Description
OCP-Agent runs with the following three processes: ocp_agentd, ocp_mgragent, and ocp_monagent. This alert is triggered when the number of any of the processes is greater than 1 for more than 60s. The specific process name is displayed in the alert details.
Principle
| Parameter | Value | ||
|---|---|---|---|
| Metric | agent_process_count | ||
| Source | OCP-Agent | ||
| Collected metric | process_count | ||
| Metric expression | max(process_count{name=~"ocp_mgragent | ocp_monagent | ocp_agentd",@LABELS}) by (@GBLABELS) |
| Collection cycle | 5 seconds |
Alert rule
| Metric expression | Metric description | Default threshold | Detection cycle | Time before clearance |
|---|---|---|---|---|
| agent_process_count | The number of OCP-Agent processes is abnormal. | 1 | 20 seconds | 5 minutes |
Alert information
| Trigger method | Alert level | Scope |
|---|---|---|
| Metric expression | Warning | OceanBase Cloud Platform (OCP) nodes |
Alert templates
Overview
- Template: ${alarm_target} ${alarm_name}
- Example: alarm_template_id=0:host=xxx.xxx.xxx.xxx:name=ocp_mgragent. The number of processes is abnormal.
Details
- Template: Cluster: ${ob_cluster_name}. Server: ${host}. Process: ${name}. Number of processes: ${value}.

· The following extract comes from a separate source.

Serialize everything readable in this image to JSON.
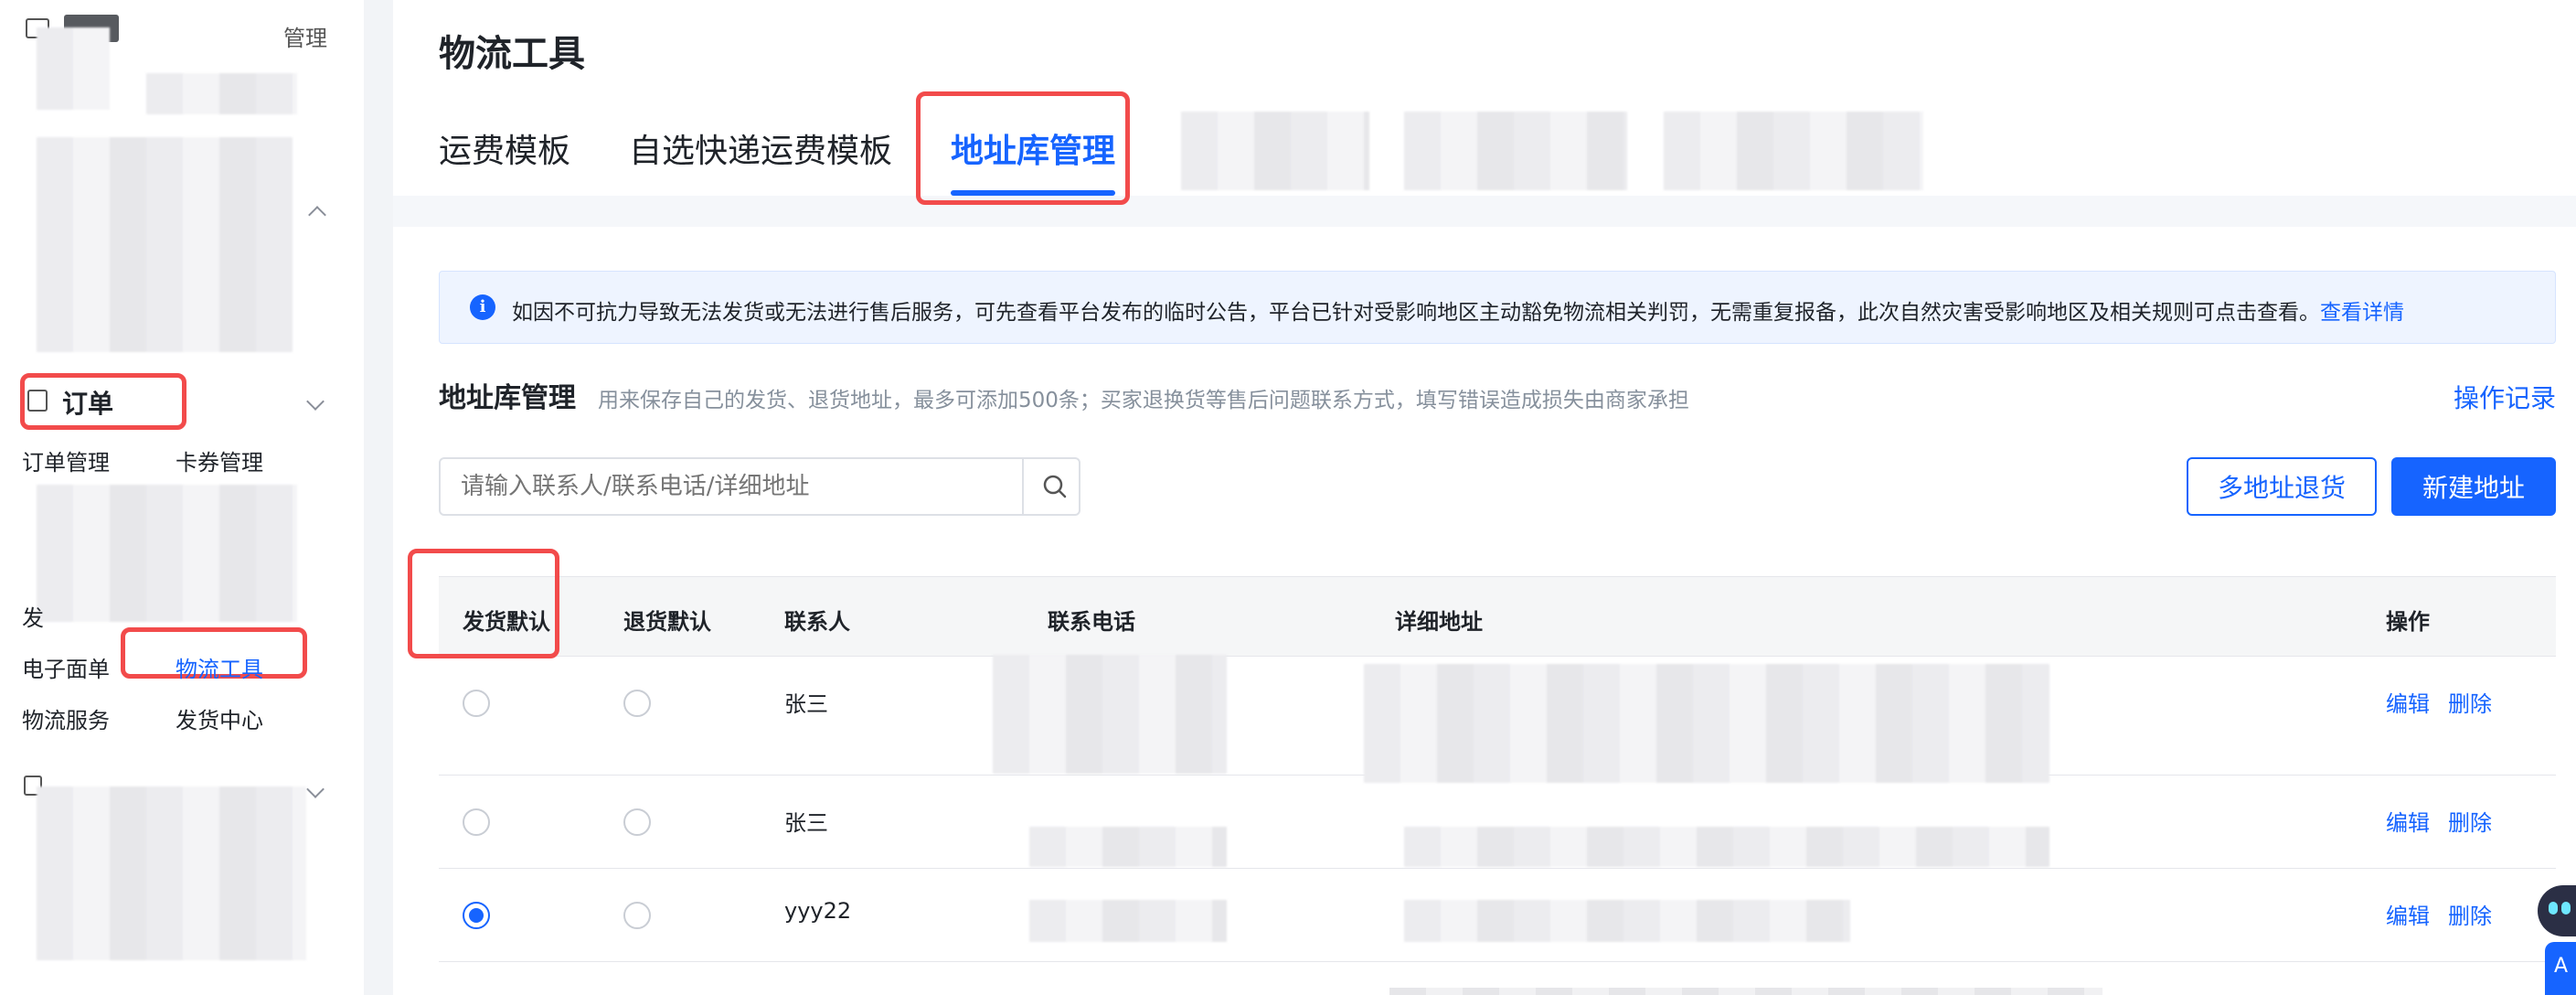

- Example: Cluster: TEST. Server: xxx.xxx.xxx.xxx. Process: ocp_mgragent. Number of processes: 2.
Impact on the system
This alert indicates that the cluster has a residual OCP-Agent process. OCP-Agent processes are configured with SO_REUSEADDR, allowing the port to be reused. When multiple OCP-Agent processes provide the same API, the API behavior may vary with the version, resulting in unexpected results.
Possible causes
- OCP-Agent processes are not fully cleaned up during uninstallation.
- OCP-Agent processes are not fully cleaned up during re-installation.
- You have operated OCP-Agent by using a CLI tool.
Suggested solutions
View the IDs of OCP-Agent processes on the GUI of the OCP console, and terminate the OCP-Agent processes that will no longer be used in a CLI tool. Run the kill {pid} command.